M.S. Estimez-vous, Président d’Alelio, que les partis membres du PPE accepteront la ligne politique de Berlusconi-Fini ?
C.d’A. Depuis 15 ans, le PPE tolère la présence de Berlusconi dans son groupe;en 2007, le Président belge du PPE,Monsieur Maertens,avait dit clairement que ,même si sollicité à plusieurs reprises par Berlusconi,le PPE n’aurait jamais accepté Fini et les députés de son parti AN Alleanza Nazionale (ancien parti fasciste MSI) dans la famille du Parti Populaire Européen à cause de leur passé politique sulfureux.
M.S. Donc Fini et les futurs eurodéputés de son parti ne pourront pas siéger avec leurs alliés berlusconiens dans le PPE au Parlement Européen?
C.d’A. Bien au contraire , ils pourront siéger dans le PPE,car le parti de Fini (AN Alleanza Nazionale)a fusionné avec le parti de Berlusconi (Forza Italia) début 2009; le nouveau parti,reconnu par le PPE,s’appelle pour le moment Popolo della Libertà . Je dis pour le moment,car l’intention de Berlusconi et Fini est celle d’appeler leur parti in fine PPE …
M.S. Si je comprends bien , vous voulez dire,Mr. d’Alelio,que non seulement les anciens fascistes du MSI de Fini siégeront dans le PPE après les élections du 7 juin 2009 mais, de surcroît ,Berlusconi et Fini veulent à terme s’approprier du nom du PPE en vidant ainsi de sa substance politique le plus important groupe des partis modérés du centre en Europe ?
C.d’A. C’est bien cela,Mr. Schmidt, et je suis navré de constater que si nous,la gauche progressiste et autres courants de gauche,nous ne nous fédérons pas au plus tôt au niveau européen, les populistes entraveront notre chemin d’évolution sociale et culturelle de façon telle que nous risquerons,à terme, la paralysie politique et, avec elle, l’asphyxie des démocraties en Europe.

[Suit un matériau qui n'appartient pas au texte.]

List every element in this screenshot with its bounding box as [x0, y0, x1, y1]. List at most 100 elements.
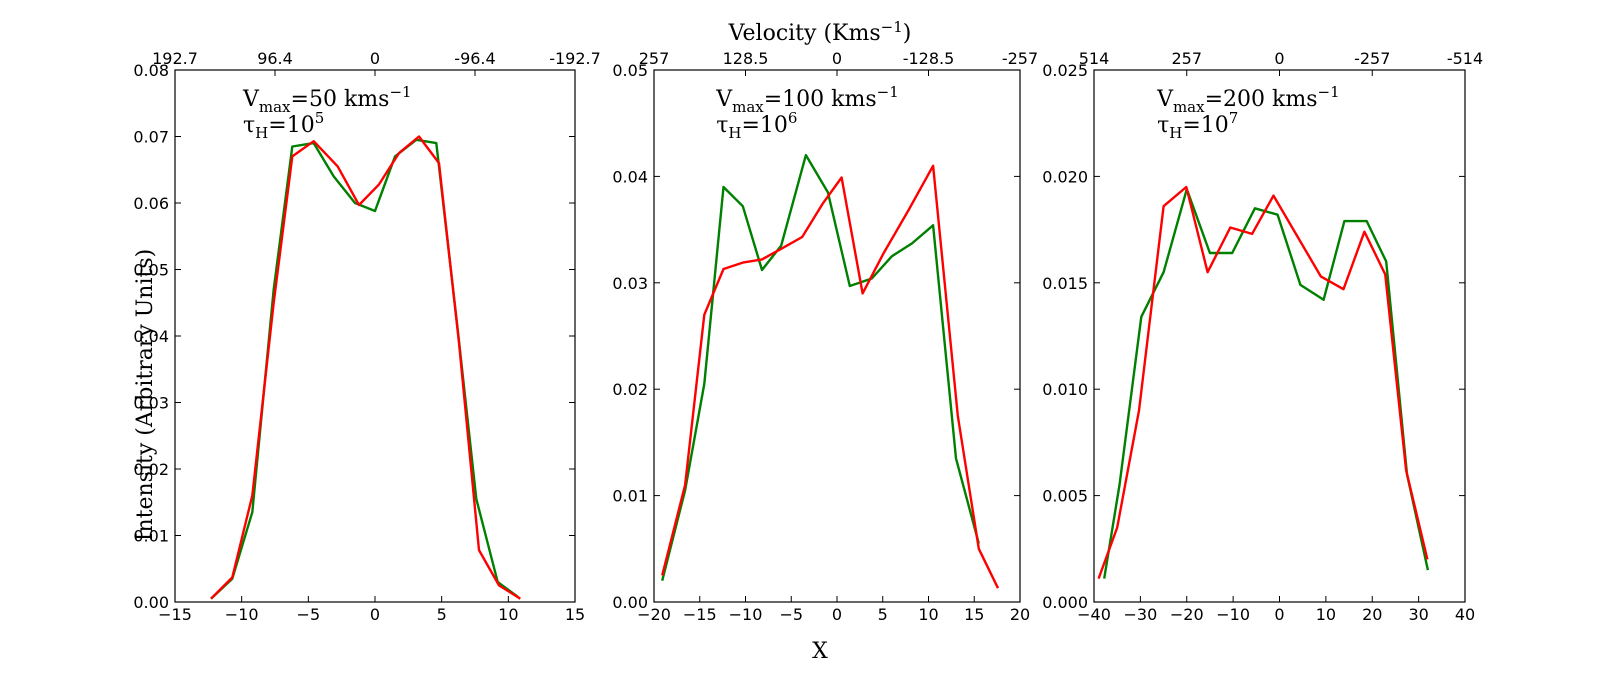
annotation-tau-tau_sym: τ [716, 113, 728, 138]
y-tick-label: 0.00 [612, 593, 648, 612]
annotation-tau-tau_sub: H [255, 124, 268, 142]
top-tick-label: 257 [639, 49, 670, 68]
y-tick-label: 0.01 [612, 487, 648, 506]
annotation-vmax-v_sym: V [1156, 87, 1174, 112]
top-tick-label: 128.5 [723, 49, 769, 68]
x-tick-label: 15 [964, 605, 984, 624]
annotation-tau-tau_text: =10 [741, 113, 787, 138]
x-tick-label: 20 [1362, 605, 1382, 624]
y-tick-label: 0.015 [1042, 274, 1088, 293]
x-tick-label: −15 [683, 605, 717, 624]
y-tick-label: 0.000 [1042, 593, 1088, 612]
top-axis-title-main: Velocity (Kms [728, 21, 881, 46]
annotation-vmax-v_text: =200 kms [1205, 87, 1318, 112]
y-tick-label: 0.06 [133, 194, 169, 213]
annotation-vmax-v_sym: V [242, 87, 260, 112]
series-line-2 [661, 164, 1000, 589]
x-tick-label: −5 [297, 605, 321, 624]
x-tick-label: 5 [878, 605, 888, 624]
y-tick-label: 0.05 [612, 61, 648, 80]
top-tick-label: 257 [1171, 49, 1202, 68]
y-tick-label: 0.03 [133, 394, 169, 413]
top-axis-title-close: ) [903, 21, 912, 46]
plot-frame [1093, 69, 1466, 603]
annotation-tau: τH=106 [716, 109, 797, 142]
x-tick-label: 0 [370, 605, 380, 624]
y-axis-title: Intensity (Arbitrary Units) [133, 249, 158, 541]
series-line-2 [1097, 185, 1429, 580]
annotation-tau: τH=107 [1157, 109, 1238, 142]
series-line-1 [210, 138, 519, 600]
y-tick-label: 0.07 [133, 128, 169, 147]
y-tick-label: 0.04 [612, 167, 648, 186]
chart-panel-3: −40 −30 −20 −10 0 10 20 30 400.0000.0050.0100.01… [1042, 49, 1483, 624]
x-tick-label: 0 [832, 605, 842, 624]
y-tick-label: 0.010 [1042, 380, 1088, 399]
x-tick-label: 15 [565, 605, 585, 624]
annotation-tau-tau_sup: 6 [788, 109, 798, 127]
annotation-vmax-v_sub: max [1173, 98, 1205, 116]
series-line-1 [1103, 187, 1430, 579]
chart-panel-2: −20 −15 −10 −5 0 5 10 15 200.000.010.020.030.040… [612, 49, 1038, 624]
x-tick-label: −15 [158, 605, 192, 624]
top-tick-label: -257 [1002, 49, 1038, 68]
y-tick-label: 0.020 [1042, 167, 1088, 186]
y-tick-label: 0.00 [133, 593, 169, 612]
y-tick-label: 0.02 [133, 460, 169, 479]
annotation-tau-tau_sym: τ [1157, 113, 1169, 138]
y-tick-label: 0.04 [133, 327, 169, 346]
y-tick-label: 0.01 [133, 527, 169, 546]
annotation-tau-tau_sub: H [728, 124, 741, 142]
annotation-vmax-v_text: =50 kms [291, 87, 390, 112]
top-axis-title: Velocity (Kms−1) [728, 18, 912, 46]
plot-frame [174, 69, 576, 603]
annotation-tau-tau_sub: H [1169, 124, 1182, 142]
annotation-vmax-v_sub: max [732, 98, 764, 116]
y-tick-label: 0.02 [612, 380, 648, 399]
x-tick-label: 30 [1408, 605, 1428, 624]
x-tick-label: 10 [918, 605, 938, 624]
top-tick-label: -514 [1447, 49, 1483, 68]
x-tick-label: −5 [779, 605, 803, 624]
annotation-vmax: Vmax=200 kms−1 [1156, 83, 1340, 116]
x-tick-label: −20 [637, 605, 671, 624]
y-tick-label: 0.03 [612, 274, 648, 293]
x-tick-label: 5 [437, 605, 447, 624]
x-tick-label: 10 [1316, 605, 1336, 624]
y-tick-label: 0.025 [1042, 61, 1088, 80]
top-axis-title-sup: −1 [881, 18, 903, 36]
top-tick-label: -192.7 [549, 49, 601, 68]
series-line-1 [661, 153, 980, 581]
annotation-tau-tau_sup: 5 [315, 109, 325, 127]
top-tick-label: 192.7 [152, 49, 198, 68]
annotation-vmax-v_sup: −1 [877, 83, 899, 101]
top-tick-label: 0 [370, 49, 380, 68]
x-tick-label: −30 [1123, 605, 1157, 624]
x-tick-label: 40 [1455, 605, 1475, 624]
top-tick-label: 0 [1274, 49, 1284, 68]
annotation-tau-tau_text: =10 [1182, 113, 1228, 138]
x-tick-label: −10 [1216, 605, 1250, 624]
y-tick-label: 0.08 [133, 61, 169, 80]
annotation-tau-tau_text: =10 [268, 113, 314, 138]
annotation-vmax-v_sym: V [715, 87, 733, 112]
annotation-vmax: Vmax=50 kms−1 [242, 83, 412, 116]
x-tick-label: −40 [1077, 605, 1111, 624]
annotation-vmax-v_sup: −1 [389, 83, 411, 101]
top-tick-label: 96.4 [257, 49, 293, 68]
x-tick-label: 10 [498, 605, 518, 624]
y-tick-label: 0.05 [133, 261, 169, 280]
x-tick-label: −10 [729, 605, 763, 624]
top-tick-label: -128.5 [903, 49, 955, 68]
top-tick-label: -96.4 [454, 49, 495, 68]
annotation-vmax-v_text: =100 kms [764, 87, 877, 112]
top-tick-label: 514 [1079, 49, 1110, 68]
x-tick-label: −20 [1170, 605, 1204, 624]
x-axis-title: X [812, 639, 828, 664]
panels: −15 −10 −5 0 5 10 150.000.010.020.030.040.050.… [133, 49, 1483, 624]
annotation-tau-tau_sym: τ [243, 113, 255, 138]
x-tick-label: −10 [225, 605, 259, 624]
x-tick-label: 0 [1274, 605, 1284, 624]
top-tick-label: -257 [1354, 49, 1390, 68]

Moi je n irai pas aux urnes ns sommes de plus en plus pauvre pendant que les GROS S ENGRAISSENT de plus en plus eux profitent de la crise sur le dos des pauvres ils en ont jamais assez ceux la plus qu on n a plus qu on n en veux vs n avez pas honte envers des plus pauvres Mtn on n as compris fo pas ns prendre pour des cons
Faudrai pete partager le boulot votre pognon au lieu d aller a l etranger le camoufle c est grace a la france ke vs gagne des sous bande de radin les milliardaires les gros se remplissent les poches sur le dos des malheureux a koi ca sert de voté c est de plus en plus dur je defenderai pas leur fauteuil ca assez duré ce cinema
Avec leurs robinet et leurs toilettes en or et leur residence par millions d euros c est une honte vs devez pas avoir une bonne conscience pendant qu il y en a ki dorment ds la rue et ca va la messe se faire pardonner
Pas d’accord ! Faut pas faire des mélanges : les ceux qui se font faire des robinets en or, ils sont rares en France (cherchez plutôt de l’autre côté de l’Atlantique, sur la côte Ouest de l’Amérique, au Nord du Mexique)… et en tous cas s’ils vont à la messe, ils feraient mieux de mettre un peu d’ordre dans leur vie (la pauvreté évangélique leur manque, dirait-on…) D’ailleurs, ils ne respectent pas du tout le message de l’Eglise qui soutient l’action pour les pauvres, et n’aime pas du tout du tout la richesse égoïste.
Houlalala… Beaux dérapages dans les derniers commentaires !!!